San Francisco’s Soft White Sixties have been steadily upping the wattage of their incendiary live shows since their 2010 formation, to the point where it’s getting darn near impossible not to notice them. Singer Octavio Genera has that undeniable frontman “it factor,” blasting out soul-scorched vocals and exuberant stage antics reminiscent of a young Mick Jagger or Pete Almqvist of the Hives.
The four fellas behind him spend their time somewhere between the Allman Brothers’ “At Fillmore East” and the Black Keys’ “El Camino,” with a throwback flare and controlled mania that’s almost too spit-shined to be truly dirty rock ’n’ roll – but that sure doesn’t stop them from trying. The Blue Lamp is becoming a regular stopover for these ruffians, so take advantage. Bigger venues seem sure to follow. With Ranch Ghost and Red Cloud.

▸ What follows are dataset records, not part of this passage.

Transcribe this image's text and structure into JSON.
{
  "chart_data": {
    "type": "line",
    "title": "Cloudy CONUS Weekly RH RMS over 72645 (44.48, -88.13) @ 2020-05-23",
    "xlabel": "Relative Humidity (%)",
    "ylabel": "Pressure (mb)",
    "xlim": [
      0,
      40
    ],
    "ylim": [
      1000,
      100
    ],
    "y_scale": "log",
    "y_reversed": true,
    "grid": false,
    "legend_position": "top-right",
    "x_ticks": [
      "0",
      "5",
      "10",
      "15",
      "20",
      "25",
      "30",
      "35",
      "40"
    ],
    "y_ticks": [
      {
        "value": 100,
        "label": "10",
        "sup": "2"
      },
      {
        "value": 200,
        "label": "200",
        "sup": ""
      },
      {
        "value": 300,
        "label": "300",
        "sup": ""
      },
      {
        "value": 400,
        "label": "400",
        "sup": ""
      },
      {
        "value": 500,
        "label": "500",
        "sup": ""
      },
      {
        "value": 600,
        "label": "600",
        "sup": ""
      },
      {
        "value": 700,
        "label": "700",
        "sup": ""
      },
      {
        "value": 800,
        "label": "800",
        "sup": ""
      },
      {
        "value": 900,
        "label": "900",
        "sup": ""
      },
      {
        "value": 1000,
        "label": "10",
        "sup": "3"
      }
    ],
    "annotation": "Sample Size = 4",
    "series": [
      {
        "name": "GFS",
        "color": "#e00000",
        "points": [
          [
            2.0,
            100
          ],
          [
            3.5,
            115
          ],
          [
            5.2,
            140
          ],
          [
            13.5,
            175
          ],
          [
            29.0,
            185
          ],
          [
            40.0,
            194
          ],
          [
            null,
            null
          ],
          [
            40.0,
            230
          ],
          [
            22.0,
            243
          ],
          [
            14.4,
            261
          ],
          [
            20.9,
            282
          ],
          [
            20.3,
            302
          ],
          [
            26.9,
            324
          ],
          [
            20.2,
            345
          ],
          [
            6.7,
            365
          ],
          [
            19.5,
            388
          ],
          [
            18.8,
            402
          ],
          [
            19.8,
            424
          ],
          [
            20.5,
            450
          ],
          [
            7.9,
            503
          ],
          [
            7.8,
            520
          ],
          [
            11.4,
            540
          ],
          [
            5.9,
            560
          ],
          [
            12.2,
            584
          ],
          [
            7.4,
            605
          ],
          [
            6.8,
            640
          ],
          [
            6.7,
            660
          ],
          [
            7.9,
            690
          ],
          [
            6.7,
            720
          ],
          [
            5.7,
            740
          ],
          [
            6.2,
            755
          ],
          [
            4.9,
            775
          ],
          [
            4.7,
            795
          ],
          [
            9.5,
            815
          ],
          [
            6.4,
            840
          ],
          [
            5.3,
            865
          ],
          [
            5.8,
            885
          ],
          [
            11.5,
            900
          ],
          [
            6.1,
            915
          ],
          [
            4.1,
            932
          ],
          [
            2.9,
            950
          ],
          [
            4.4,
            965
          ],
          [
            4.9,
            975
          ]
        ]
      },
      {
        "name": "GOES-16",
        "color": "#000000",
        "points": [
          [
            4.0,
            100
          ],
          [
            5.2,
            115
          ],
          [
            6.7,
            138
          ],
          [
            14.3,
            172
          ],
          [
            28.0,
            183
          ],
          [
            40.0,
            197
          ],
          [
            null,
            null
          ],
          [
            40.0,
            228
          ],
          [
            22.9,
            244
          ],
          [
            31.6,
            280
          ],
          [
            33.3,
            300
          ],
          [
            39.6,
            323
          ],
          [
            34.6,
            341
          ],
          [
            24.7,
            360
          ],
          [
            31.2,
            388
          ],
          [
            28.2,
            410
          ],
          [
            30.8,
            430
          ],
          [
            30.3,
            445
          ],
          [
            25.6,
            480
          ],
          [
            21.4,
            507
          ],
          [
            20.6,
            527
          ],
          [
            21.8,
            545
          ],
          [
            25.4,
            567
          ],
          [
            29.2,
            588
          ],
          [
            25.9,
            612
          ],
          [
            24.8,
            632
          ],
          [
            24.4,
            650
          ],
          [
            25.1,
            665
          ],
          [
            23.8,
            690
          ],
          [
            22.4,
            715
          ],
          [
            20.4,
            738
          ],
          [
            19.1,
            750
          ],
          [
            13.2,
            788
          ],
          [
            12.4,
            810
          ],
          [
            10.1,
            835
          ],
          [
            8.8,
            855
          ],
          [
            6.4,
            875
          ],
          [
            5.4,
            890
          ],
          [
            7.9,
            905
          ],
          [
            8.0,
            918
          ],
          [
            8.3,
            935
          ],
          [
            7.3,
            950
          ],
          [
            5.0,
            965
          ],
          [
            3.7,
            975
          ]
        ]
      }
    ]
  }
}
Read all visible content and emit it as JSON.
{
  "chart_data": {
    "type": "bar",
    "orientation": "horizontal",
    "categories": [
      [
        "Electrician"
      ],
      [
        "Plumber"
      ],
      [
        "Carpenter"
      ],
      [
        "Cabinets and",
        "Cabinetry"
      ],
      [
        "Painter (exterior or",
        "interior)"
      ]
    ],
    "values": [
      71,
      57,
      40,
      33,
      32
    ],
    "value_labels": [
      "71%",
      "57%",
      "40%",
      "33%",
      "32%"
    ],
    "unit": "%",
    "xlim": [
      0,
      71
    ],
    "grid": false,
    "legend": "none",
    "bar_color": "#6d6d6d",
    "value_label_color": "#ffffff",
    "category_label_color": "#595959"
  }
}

It’s hard to know what exactly to devote your attention to when listening to a Patty Larkin song. First, there’s the guitar playing, surgical in its precision, often sweet, sometimes haunting, and overwhelmingly rich and expressive in a way that most six-string players can only dream of creating. Then there’s the vocals, delivered with the equally intense longing and worldliness of a woman who’s had the longevity to release 13 albums over a 25-year career. Larkin has said that she wants her last release, “Still Green,” to leave listeners with “a sense of hope.” Who knows if it will, but it’s hard to imagine this tantalizing collection won’t inspire hope for many more Larkin albums to come.
We’re just going to go ahead and say this again: The Backstreet Boys are playing at Ace of Spades. The Fray is opening. Our minds are blown. 1417 R St., Sacramento. $49.95. www.aceofspadessac.com.